“You have to right the market a little bit,” the former vice president told me. “The middle class is getting killed.”
For at least a half century, multiple economic forces have exacerbated disparities within American society. By 2016, a Pew Research Center analysis recently found, the most affluent 5% possessed 248 times the wealth of the least affluent 40%. Wealth improves health; on average, the richest 1% of Americans live more than 10 years longer than the poorest 1%, a study in the Journal of the American Medical Association has found.
Covid has deepened both dismal grooves. Blacks and Hispanics, who lag behind Whites in wealth and income, die from the virus more than five times as often, according to the Institute for Health Metrics and Evaluation at the University of Washington.
The economic dislocations of the pandemic have largely spared more affluent Americans. Buoyant financial markets and home values have protected their wealth, and their ability to work from home has protected their jobs.
Low-paid service workers, by contrast, have been devastated. Many of those who have been lucky enough to avoid being laid off must report to job sites as “essential workers,” heightening their risk of exposure.
Others have faced layoffs due to plummeting demand, and the prospect of permanent job loss from sectors such as leisure travel or in-person retailing that won’t recover soon if ever. While higher-wage employment has risen back to pre-pandemic levels, the number of jobs paying $27,000 or less remains down 19%, according to Harvard’s Opportunity Insights Economic Tracker.
“For people who can work remotely, all this is slightly inconvenient,” observed Massachusetts Institute of Technology economist David Autor. “For many others, they’re going to have to change their livelihoods.”

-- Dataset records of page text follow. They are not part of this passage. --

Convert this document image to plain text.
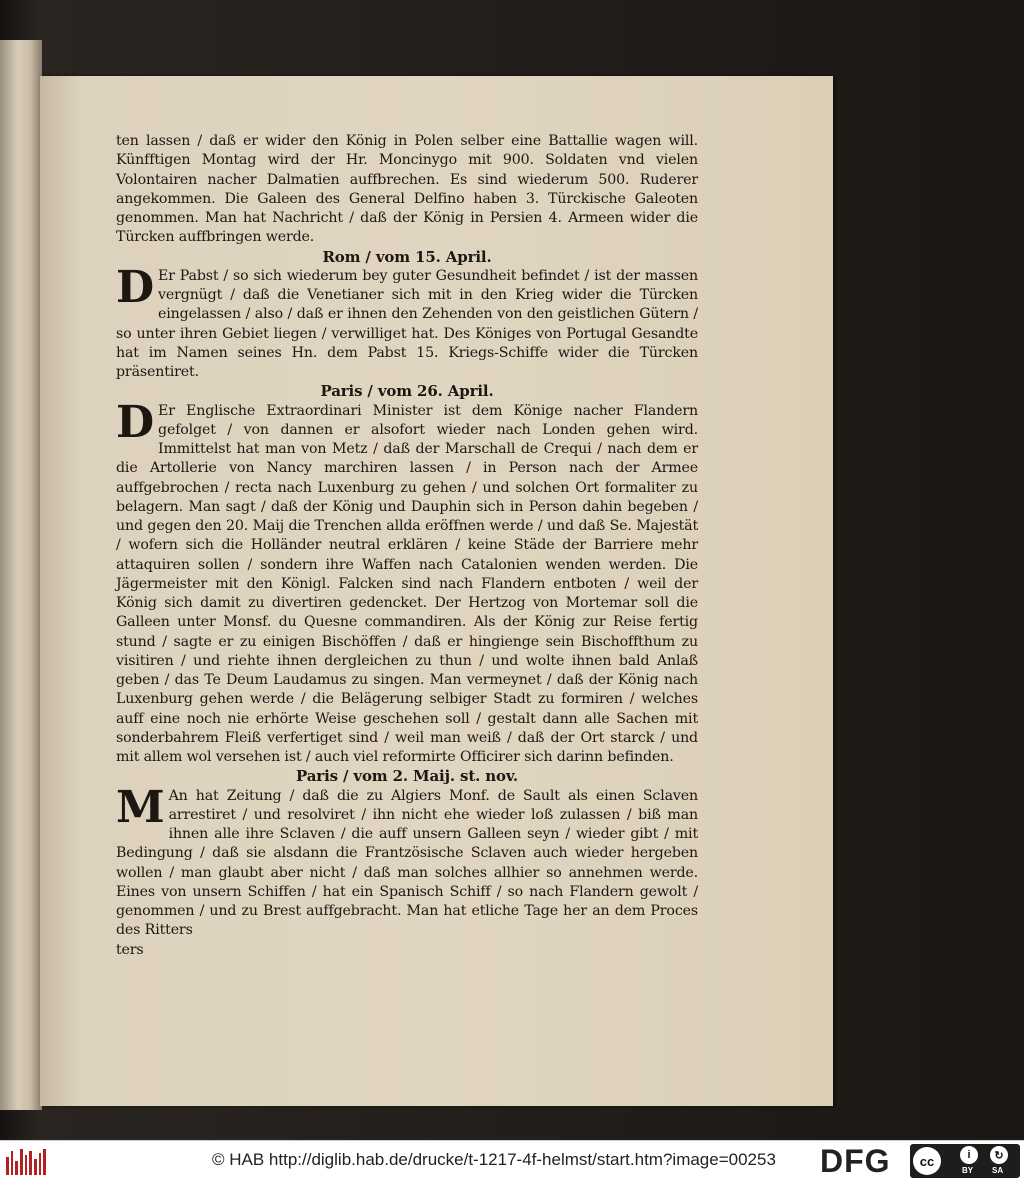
ten lassen / daß er wider den König in Polen selber eine Battallie wagen will. Künfftigen Montag wird der Hr. Moncinygo mit 900. Soldaten vnd vielen Volontairen nacher Dalmatien auffbrechen. Es sind wiederum 500. Ruderer angekommen. Die Galeen des General Delfino haben 3. Türckische Galeoten genommen. Man hat Nachricht / daß der König in Persien 4. Armeen wider die Türcken auffbringen werde.

Rom / vom 15. April.

D Er Pabst / so sich wiederum bey guter Gesundheit befindet / ist der massen vergnügt / daß die Venetianer sich mit in den Krieg wider die Türcken eingelassen / also / daß er ihnen den Zehenden von den geistlichen Gütern / so unter ihren Gebiet liegen / verwilliget hat. Des Königes von Portugal Gesandte hat im Namen seines Hn. dem Pabst 15. Kriegs-Schiffe wider die Türcken präsentiret.

Paris / vom 26. April.

D Er Englische Extraordinari Minister ist dem Könige nacher Flandern gefolget / von dannen er alsofort wieder nach Londen gehen wird. Immittelst hat man von Metz / daß der Marschall de Crequi / nach dem er die Artollerie von Nancy marchiren lassen / in Person nach der Armee auffgebrochen / recta nach Luxenburg zu gehen / und solchen Ort formaliter zu belagern. Man sagt / daß der König und Dauphin sich in Person dahin begeben / und gegen den 20. Maij die Trenchen allda eröffnen werde / und daß Se. Majestät / wofern sich die Holländer neutral erklären / keine Städe der Barriere mehr attaquiren sollen / sondern ihre Waffen nach Catalonien wenden werden. Die Jägermeister mit den Königl. Falcken sind nach Flandern entboten / weil der König sich damit zu divertiren gedencket. Der Hertzog von Mortemar soll die Galleen unter Monsf. du Quesne commandiren. Als der König zur Reise fertig stund / sagte er zu einigen Bischöffen / daß er hingienge sein Bischoffthum zu visitiren / und riehte ihnen dergleichen zu thun / und wolte ihnen bald Anlaß geben / das Te Deum Laudamus zu singen. Man vermeynet / daß der König nach Luxenburg gehen werde / die Belägerung selbiger Stadt zu formiren / welches auff eine noch nie erhörte Weise geschehen soll / gestalt dann alle Sachen mit sonderbahrem Fleiß verfertiget sind / weil man weiß / daß der Ort starck / und mit allem wol versehen ist / auch viel reformirte Officirer sich darinn befinden.

Paris / vom 2. Maij. st. nov.

M An hat Zeitung / daß die zu Algiers Monf. de Sault als einen Sclaven arrestiret / und resolviret / ihn nicht ehe wieder loß zulassen / biß man ihnen alle ihre Sclaven / die auff unsern Galleen seyn / wieder gibt / mit Bedingung / daß sie alsdann die Frantzösische Sclaven auch wieder hergeben wollen / man glaubt aber nicht / daß man solches allhier so annehmen werde. Eines von unsern Schiffen / hat ein Spanisch Schiff / so nach Flandern gewolt / genommen / und zu Brest auffgebracht. Man hat etliche Tage her an dem Proces des Ritters

ters

© HAB http://diglib.hab.de/drucke/t-1217-4f-helmst/start.htm?image=00253 DFG	cc	i
BY
↻
SA
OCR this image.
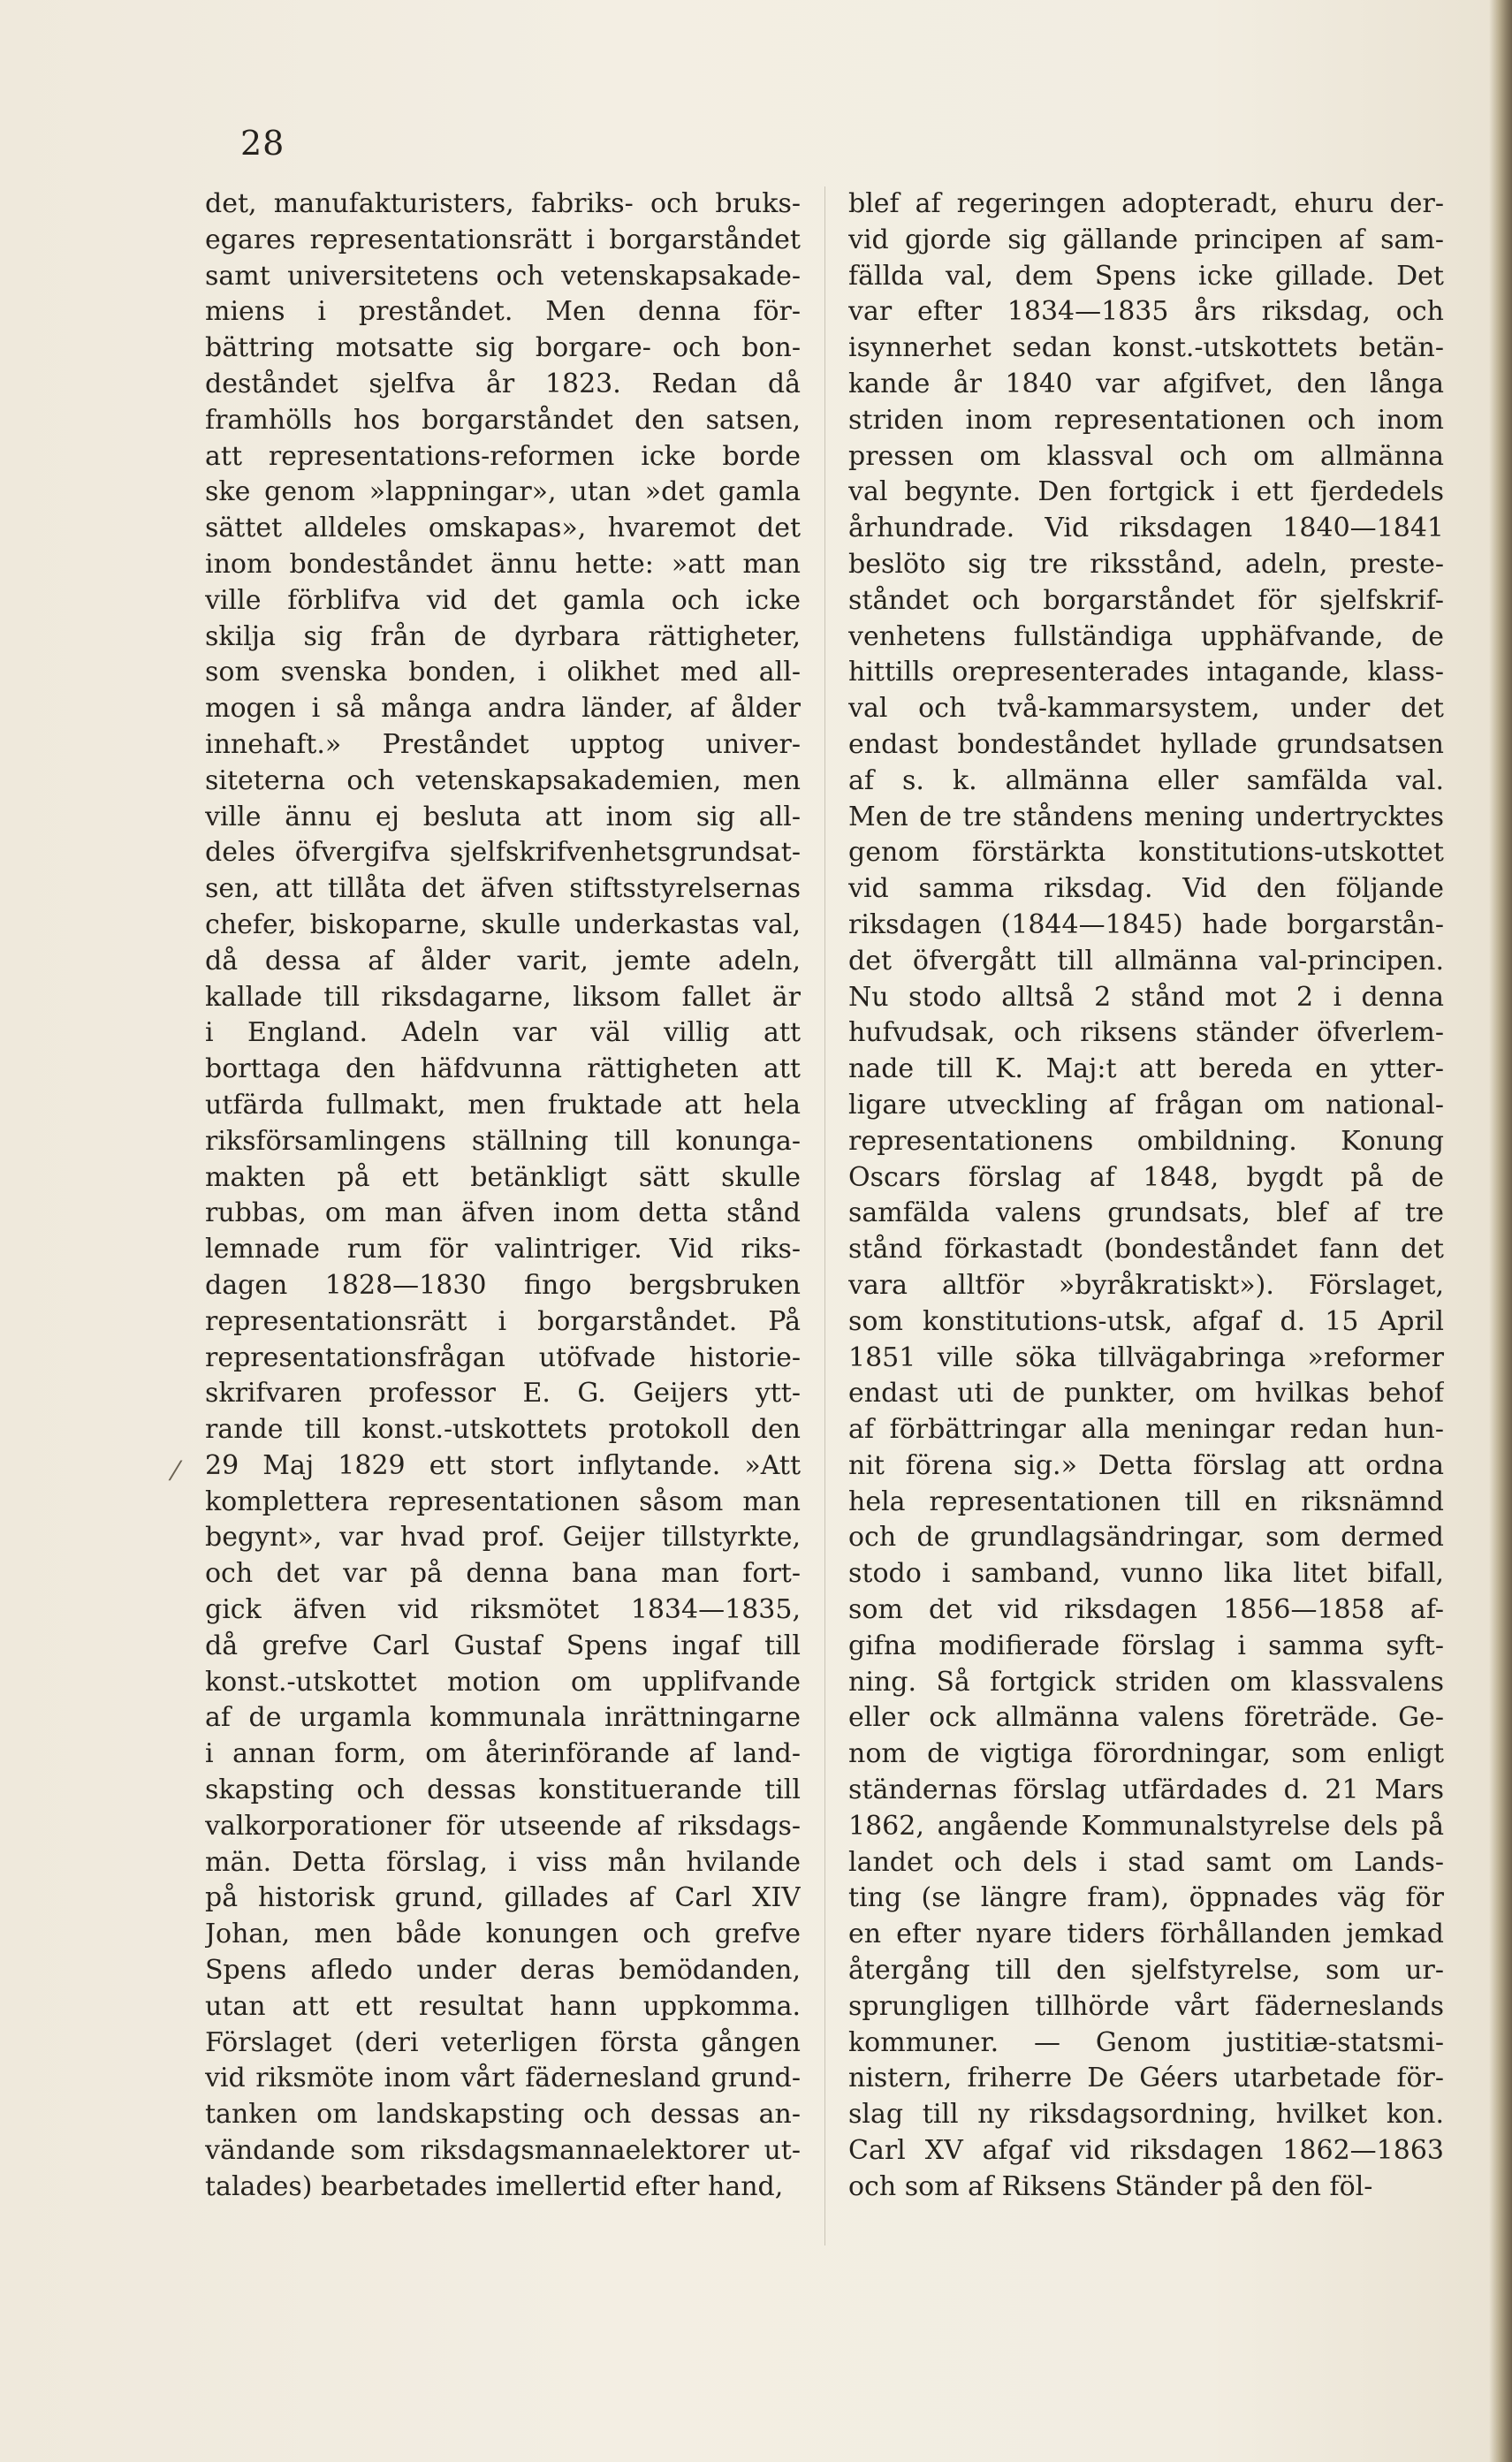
28
det, manufakturisters, fabriks- och bruks-
egares representationsrätt i borgarståndet
samt universitetens och vetenskapsakade-
miens i preståndet. Men denna för-
bättring motsatte sig borgare- och bon-
deståndet sjelfva år 1823. Redan då
framhölls hos borgarståndet den satsen,
att representations-reformen icke borde
ske genom »lappningar», utan »det gamla
sättet alldeles omskapas», hvaremot det
inom bondeståndet ännu hette: »att man
ville förblifva vid det gamla och icke
skilja sig från de dyrbara rättigheter,
som svenska bonden, i olikhet med all-
mogen i så många andra länder, af ålder
innehaft.» Preståndet upptog univer-
siteterna och vetenskapsakademien, men
ville ännu ej besluta att inom sig all-
deles öfvergifva sjelfskrifvenhetsgrundsat-
sen, att tillåta det äfven stiftsstyrelsernas
chefer, biskoparne, skulle underkastas val,
då dessa af ålder varit, jemte adeln,
kallade till riksdagarne, liksom fallet är
i England. Adeln var väl villig att
borttaga den häfdvunna rättigheten att
utfärda fullmakt, men fruktade att hela
riksförsamlingens ställning till konunga-
makten på ett betänkligt sätt skulle
rubbas, om man äfven inom detta stånd
lemnade rum för valintriger. Vid riks-
dagen 1828—1830 fingo bergsbruken
representationsrätt i borgarståndet. På
representationsfrågan utöfvade historie-
skrifvaren professor E. G. Geijers ytt-
rande till konst.-utskottets protokoll den
29 Maj 1829 ett stort inflytande. »Att
komplettera representationen såsom man
begynt», var hvad prof. Geijer tillstyrkte,
och det var på denna bana man fort-
gick äfven vid riksmötet 1834—1835,
då grefve Carl Gustaf Spens ingaf till
konst.-utskottet motion om upplifvande
af de urgamla kommunala inrättningarne
i annan form, om återinförande af land-
skapsting och dessas konstituerande till
valkorporationer för utseende af riksdags-
män. Detta förslag, i viss mån hvilande
på historisk grund, gillades af Carl XIV
Johan, men både konungen och grefve
Spens afledo under deras bemödanden,
utan att ett resultat hann uppkomma.
Förslaget (deri veterligen första gången
vid riksmöte inom vårt fädernesland grund-
tanken om landskapsting och dessas an-
vändande som riksdagsmannaelektorer ut-
talades) bearbetades imellertid efter hand,
blef af regeringen adopteradt, ehuru der-
vid gjorde sig gällande principen af sam-
fällda val, dem Spens icke gillade. Det
var efter 1834—1835 års riksdag, och
isynnerhet sedan konst.-utskottets betän-
kande år 1840 var afgifvet, den långa
striden inom representationen och inom
pressen om klassval och om allmänna
val begynte. Den fortgick i ett fjerdedels
århundrade. Vid riksdagen 1840—1841
beslöto sig tre riksstånd, adeln, preste-
ståndet och borgarståndet för sjelfskrif-
venhetens fullständiga upphäfvande, de
hittills orepresenterades intagande, klass-
val och två-kammarsystem, under det
endast bondeståndet hyllade grundsatsen
af s. k. allmänna eller samfälda val.
Men de tre ståndens mening undertrycktes
genom förstärkta konstitutions-utskottet
vid samma riksdag. Vid den följande
riksdagen (1844—1845) hade borgarstån-
det öfvergått till allmänna val-principen.
Nu stodo alltså 2 stånd mot 2 i denna
hufvudsak, och riksens ständer öfverlem-
nade till K. Maj:t att bereda en ytter-
ligare utveckling af frågan om national-
representationens ombildning. Konung
Oscars förslag af 1848, bygdt på de
samfälda valens grundsats, blef af tre
stånd förkastadt (bondeståndet fann det
vara alltför »byråkratiskt»). Förslaget,
som konstitutions-utsk, afgaf d. 15 April
1851 ville söka tillvägabringa »reformer
endast uti de punkter, om hvilkas behof
af förbättringar alla meningar redan hun-
nit förena sig.» Detta förslag att ordna
hela representationen till en riksnämnd
och de grundlagsändringar, som dermed
stodo i samband, vunno lika litet bifall,
som det vid riksdagen 1856—1858 af-
gifna modifierade förslag i samma syft-
ning. Så fortgick striden om klassvalens
eller ock allmänna valens företräde. Ge-
nom de vigtiga förordningar, som enligt
ständernas förslag utfärdades d. 21 Mars
1862, angående Kommunalstyrelse dels på
landet och dels i stad samt om Lands-
ting (se längre fram), öppnades väg för
en efter nyare tiders förhållanden jemkad
återgång till den sjelfstyrelse, som ur-
sprungligen tillhörde vårt fäderneslands
kommuner. — Genom justitiæ-statsmi-
nistern, friherre De Géers utarbetade för-
slag till ny riksdagsordning, hvilket kon.
Carl XV afgaf vid riksdagen 1862—1863
och som af Riksens Ständer på den föl-
⁄
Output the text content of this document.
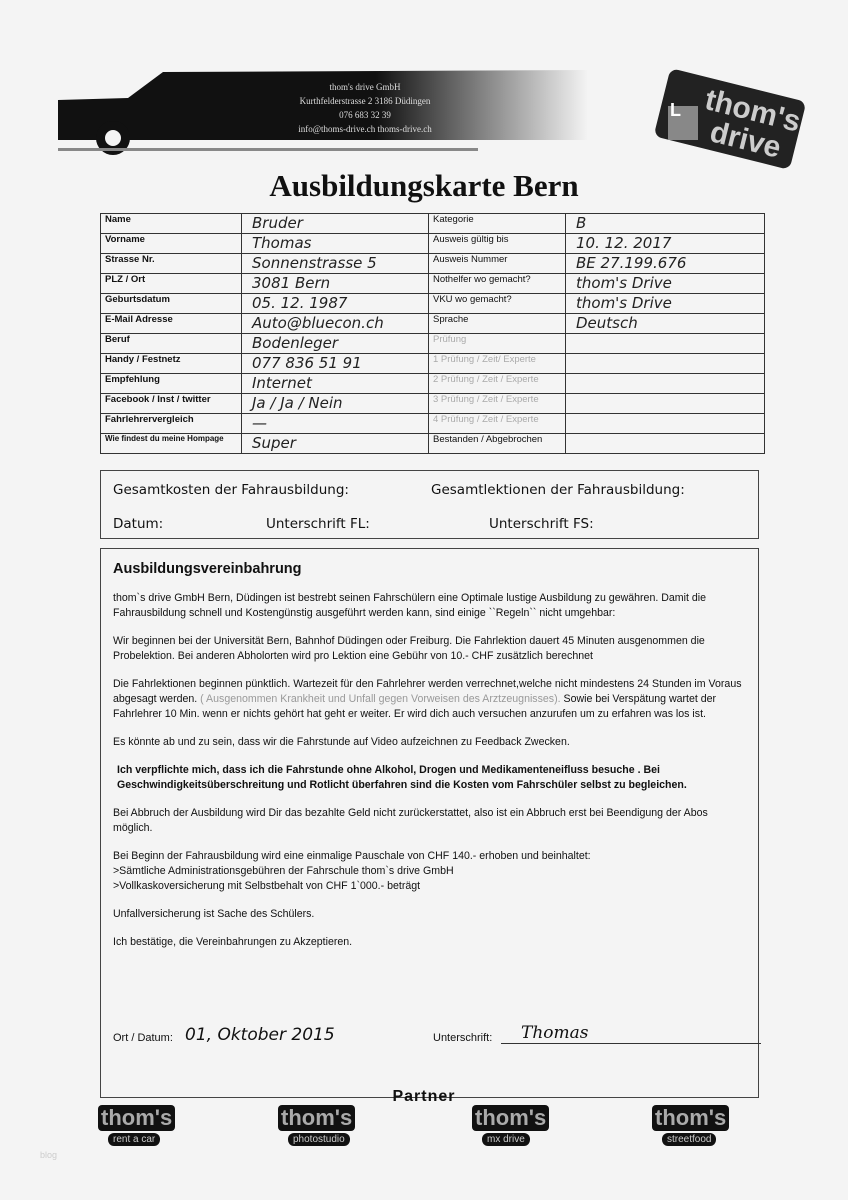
thom's drive GmbH
Kurthfelderstrasse 2 3186 Düdingen
076 683 32 39
info@thoms-drive.ch thoms-drive.ch
L thom's drive
Ausbildungskarte Bern
Name	Bruder	Kategorie	B
Vorname	Thomas	Ausweis gültig bis	10. 12. 2017
Strasse Nr.	Sonnenstrasse 5	Ausweis Nummer	BE 27.199.676
PLZ / Ort	3081 Bern	Nothelfer wo gemacht?	thom's Drive
Geburtsdatum	05. 12. 1987	VKU wo gemacht?	thom's Drive
E-Mail Adresse	Auto@bluecon.ch	Sprache	Deutsch
Beruf	Bodenleger	Prüfung	
Handy / Festnetz	077 836 51 91	1 Prüfung / Zeit/ Experte	
Empfehlung	Internet	2 Prüfung / Zeit / Experte	
Facebook / Inst / twitter	Ja / Ja / Nein	3 Prüfung / Zeit / Experte	
Fahrlehrervergleich	—	4 Prüfung / Zeit / Experte	
Wie findest du meine Hompage	Super	Bestanden / Abgebrochen	
Gesamtkosten der Fahrausbildung:	Gesamtlektionen der Fahrausbildung:
Datum:	Unterschrift FL:	Unterschrift FS:
Ausbildungsvereinbahrung

thom`s drive GmbH Bern, Düdingen ist bestrebt seinen Fahrschülern eine Optimale lustige Ausbildung zu gewähren. Damit die Fahrausbildung schnell und Kostengünstig ausgeführt werden kann, sind einige ``Regeln`` nicht umgehbar:

Wir beginnen bei der Universität Bern, Bahnhof Düdingen oder Freiburg. Die Fahrlektion dauert 45 Minuten ausgenommen die Probelektion. Bei anderen Abholorten wird pro Lektion eine Gebühr von 10.- CHF zusätzlich berechnet

Die Fahrlektionen beginnen pünktlich. Wartezeit für den Fahrlehrer werden verrechnet,welche nicht mindestens 24 Stunden im Voraus abgesagt werden. ( Ausgenommen Krankheit und Unfall gegen Vorweisen des Arztzeugnisses). Sowie bei Verspätung wartet der Fahrlehrer 10 Min. wenn er nichts gehört hat geht er weiter. Er wird dich auch versuchen anzurufen um zu erfahren was los ist.

Es könnte ab und zu sein, dass wir die Fahrstunde auf Video aufzeichnen zu Feedback Zwecken.

Ich verpflichte mich, dass ich die Fahrstunde ohne Alkohol, Drogen und Medikamenteneifluss besuche . Bei Geschwindigkeitsüberschreitung und Rotlicht überfahren sind die Kosten vom Fahrschüler selbst zu begleichen.

Bei Abbruch der Ausbildung wird Dir das bezahlte Geld nicht zurückerstattet, also ist ein Abbruch erst bei Beendigung der Abos möglich.

Bei Beginn der Fahrausbildung wird eine einmalige Pauschale von CHF 140.- erhoben und beinhaltet:
>Sämtliche Administrationsgebühren der Fahrschule thom`s drive GmbH
>Vollkaskoversicherung mit Selbstbehalt von CHF 1`000.- beträgt

Unfallversicherung ist Sache des Schülers.

Ich bestätige, die Vereinbahrungen zu Akzeptieren.

Ort / Datum: 01, Oktober 2015	Unterschrift:	Thomas
Partner
thom's
rent a car
thom's
photostudio
thom's
mx drive
thom's
streetfood
blog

‘A lot of people have been left behind’
Responding to all this won’t require Biden to rewrite the economic plans he’d already developed, because of who they were always intended to help.
“The agenda was really crafted with the core insight in mind that a lot of people have been left behind for a long time,” noted longtime Biden economic adviser Jared Bernstein.
In the name of rebalancing for fairness and equity, his campaign proposed trillions in tax increases on the affluent to finance trillions in spending on health care, infrastructure, education and other programs.
But Covid raises the stakes for getting his proposals enacted, and suggests subtle shifts of emphasis.
For example, higher minimum wages work best in tight labor markets. So elevated unemployment has diminished the urgency of Biden’s call for doubling the federal minimum to $15, according to Autor.
Workers cast off by suddenly declining industries face a more immediate need for the job training upgrades Biden has proposed. Those responsible for young children and aging parents have grown more desperate for the kind of help Biden’s proposed caregiving subsidies would provide.
The inadequacy of virtual learning required by Covid elevates the importance of his higher proposed school funding levels. Without remedial education programs, low-income families less able to compensate with technology or tutoring will fall farther behind than they already are.
“The learning deficits are going to be so deep we don’t know if they’ll ever be able to overcome them,” said Melissa Kearney, a University of Maryland economics professor who specializes in inequality. “I want to be an optimistic person, but I am so disheartened at this moment.”
Congress remains stalled on more relief
The stalemate augurs poorly for passing a major new economic stimulus once Biden and the new Congress take office in 2021. Mark Zandi, the chief economist for Moody’s, calls a large infrastructure program, to help stave off a backslide into recession, the most potent single step the new president could take to reduce economic disparities.
A year later, that issue remains Biden’s target.